The Smiths? You know, the guys who wrote the Charmed theme tune.
One fine, Swedish day on the island of Domaro, Anders sets off to explore the local lighthouse with his daughter Maja and wife Cecilia. Except somehow Maja disappears in the middle of an utterly featureless ice-field. Two years later Anders returns to the island, his life in tatters, at the end of his rope, but… is someone calling to him? It’s the classic horror setup: isolated location, cantankerous villagers and DARK SECRETS. Think the Isle of White, but smaller and packed with more herring. Lots more herring.
This is a good solid base for a ripping yarn: a massive unanswered question and a valuable object that makes the dogged pursuit of its answer utterly plausible. Along the way we pick up themes and subplots in the shape of ghosts, facades, possession and memory. There’s some really interesting stuff going on here, especially the way he plays around with the concept of possession and the transformation of innocent corporate mascots into avatars of terror.
The problem is that there’s so much going on, the narrative gradually begins to buckle under its own weight. Tangents, view shifts and time skips begin to split away and distract from the two important central questions and the novel simply isn’t large enough to support this slackening of focus. Anders’ past, in particularly the nature of two antagonists from it, doesn’t receive the attention it deserves, even though Lindqvist makes some of his most lucid and memorable observations while visiting it. Rather, these elements have to be dropped like hot potatoes and swept under the rug.
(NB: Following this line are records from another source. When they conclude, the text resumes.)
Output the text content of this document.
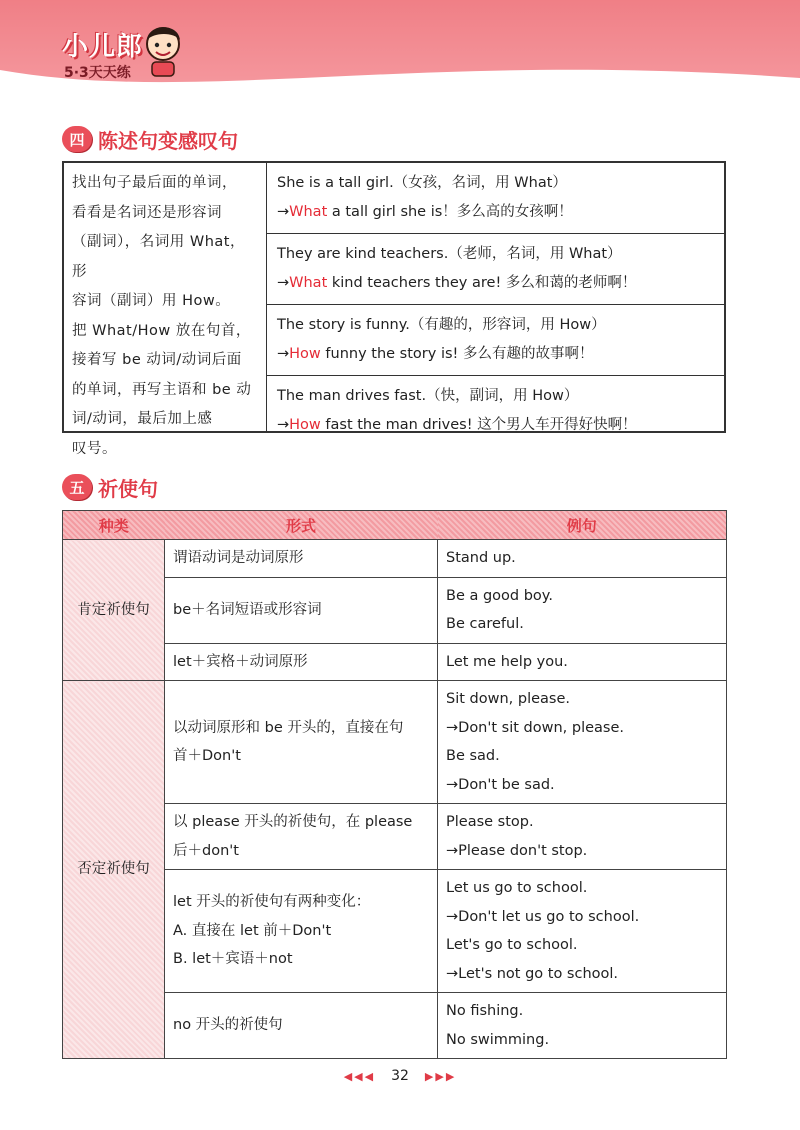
小儿郎
5·3天天练
四 陈述句变感叹句
找出句子最后面的单词，
看看是名词还是形容词
（副词），名词用 What，形
容词（副词）用 How。
把 What/How 放在句首，
接着写 be 动词/动词后面
的单词，再写主语和 be 动
词/动词，最后加上感
叹号。
She is a tall girl.（女孩，名词，用 What）
→What a tall girl she is！多么高的女孩啊！
They are kind teachers.（老师，名词，用 What）
→What kind teachers they are! 多么和蔼的老师啊！
The story is funny.（有趣的，形容词，用 How）
→How funny the story is! 多么有趣的故事啊！
The man drives fast.（快，副词，用 How）
→How fast the man drives! 这个男人车开得好快啊！
五 祈使句
种类	形式	例句
肯定祈使句	谓语动词是动词原形	Stand up.

	be＋名词短语或形容词	Be a good boy.
Be careful.

	let＋宾格＋动词原形	Let me help you.

否定祈使句	以动词原形和 be 开头的，直接在句
首＋Don't	Sit down, please.
→Don't sit down, please.
Be sad.
→Don't be sad.

	以 please 开头的祈使句，在 please
后＋don't	Please stop.
→Please don't stop.

	let 开头的祈使句有两种变化：
A. 直接在 let 前＋Don't
B. let＋宾语＋not	Let us go to school.
→Don't let us go to school.
Let's go to school.
→Let's not go to school.

	no 开头的祈使句	No fishing.
No swimming.
◀◀◀ 32 ▶▶▶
It’s a world apart from Let the Right One In, which focused very closely on the lives of its two young anti-heroes, even when exploring the lives of peripheral characters, leaving you on tenterhooks as the pair danced about their secrets, teetering on the knife-edge of love and disaster.
On the other hand, the one area where Linqdvist once more proves himself a true master is in capturing the fears and foibles of ‘everyday’ people. Some of his musings on the reality of child friendships, the concept of being an outsider and the nature of guilt are quite illuminating, taking both the beauty and filth of human relationships and thrusting them cruelly up into the cold naked light of day. In particular, there’s a darkness in the protagonist that’s so rich and full it’s almost like luxuriating in a bath of warm Bordeaux. The moment where his illusions are stripped away is resolutely beautiful in a most supremely ugly way; like having a mirror reflect your soul and finding it cracked and wretched, but carrying on anyway because what you want, you want so desperately that nothing else matters – you’d cut your own hands off if you were allowed to hold it for just one second. It’s also punctuated by a scene of such gorge-raising foulness that it doesn’t just expose the reader to the abject, but swaddles them in it, like a fine downy duvet. Magical.
This might almost have been enough to power through, but the biggest problem is that he can’t tie it all together. The climax of the novel should have been a nightmarishly tense spectacle, where the TERRIBLE CONSEQUENCES hinted at throughout should have come crashing down; in fact it’s almost as if nothing occurs, everyone essentially gets a free pass.
Threads are left unresolved, questions unanswered, characters and plot devices that should have been important prove to be incidental, almost irrelevant… it’s a cop-out and a wash out.
Oh well, let’s all listen to the Smiths in all their glory.